L’enciclopedia Treccani definisce questo modo di dire come un riferimento a situazioni in cui il sacrificio o il pericolo superano il valore dell’obiettivo perseguito. In poche parole, si tratta di un monito a non intraprendere azioni che, per quanto ipoteticamente vantaggiose, risultano, in realtà, svantaggiose o inefficaci rispetto all’impegno richiesto.
Un’espressione affine nella lingua italiana è “è più la spesa che l’impresa”, che sottolinea lo stesso concetto di uno squilibrio tra il costo sostenuto e il beneficio ottenuto. Entrambi i modi di dire vengono usati per scoraggiare decisioni poco convenienti o avventate.
Le origini storiche: dal Cinquecento a Montaigne
La genesi del detto “il gioco non vale la candela” risale alla fine del XVI secolo e si attribuisce comunemente al filosofo e politico francese Michel de Montaigne. Montaigne osservò come i giocatori di carte delle osterie trascorressero le serate spesso sperperando denaro e tempo, in un’attività che non sempre giustificava il prezzo pagato.
Prima dell’avvento dell’illuminazione elettrica, i locali venivano illuminati esclusivamente da candele e lampade a olio. Alla fine della serata, i giocatori dovevano pagare all’oste il costo delle candele consumate. Quando la posta in gioco risultava modesta, si diceva che la partita non era valsa nemmeno il prezzo della candela. Da questa pratica nasce il proverbio, che si è radicato non solo in Italia, ma anche in Francia – con la forma “le jeu n’en vaut pas la chandelle” – e in Inghilterra, dove si usa “the game isn’t worth the candle”.
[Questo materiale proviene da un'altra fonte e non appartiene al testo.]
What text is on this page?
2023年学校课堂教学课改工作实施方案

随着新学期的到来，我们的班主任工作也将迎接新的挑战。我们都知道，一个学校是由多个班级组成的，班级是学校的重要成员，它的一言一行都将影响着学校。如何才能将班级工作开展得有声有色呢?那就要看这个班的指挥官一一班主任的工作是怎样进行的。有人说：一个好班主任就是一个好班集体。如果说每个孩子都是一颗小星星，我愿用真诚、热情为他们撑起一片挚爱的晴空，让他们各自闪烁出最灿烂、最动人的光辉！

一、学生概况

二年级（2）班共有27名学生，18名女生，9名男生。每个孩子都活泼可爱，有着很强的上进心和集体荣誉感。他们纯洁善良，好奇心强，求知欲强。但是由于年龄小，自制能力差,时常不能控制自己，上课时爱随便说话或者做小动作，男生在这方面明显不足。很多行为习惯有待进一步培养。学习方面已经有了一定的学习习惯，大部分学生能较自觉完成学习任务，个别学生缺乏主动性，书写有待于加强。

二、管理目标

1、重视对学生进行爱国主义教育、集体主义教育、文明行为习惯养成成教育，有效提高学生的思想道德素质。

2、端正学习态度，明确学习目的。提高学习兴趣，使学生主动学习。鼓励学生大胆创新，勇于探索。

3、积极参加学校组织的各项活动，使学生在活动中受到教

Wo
La variante religiosa: “il santo non vale la candela”
Un’interessante evoluzione di questo modo di dire è la variante “il santo non vale la candela”, diffusa soprattutto nella Svizzera italiana. Qui il riferimento si sposta dal mondo del gioco a quello religioso: l’espressione indica un santo considerato incapace di compiere miracoli, tale per cui non meriterebbe nemmeno l’accensione di un cero votivo a lui dedicato.
Questa variante sottolinea come il concetto di inutilità o scarsa convenienza possa essere applicato anche in contesti simbolici e spirituali, ampliando così il campo di utilizzo della formula originale.
Il modo di dire “il gioco non vale la candela” continua a essere un’espressione efficace e ricca di storia, testimonianza di un passato in cui l’illuminazione a candele era parte integrante della vita quotidiana e delle consuetudini sociali legate al tempo libero e al gioco.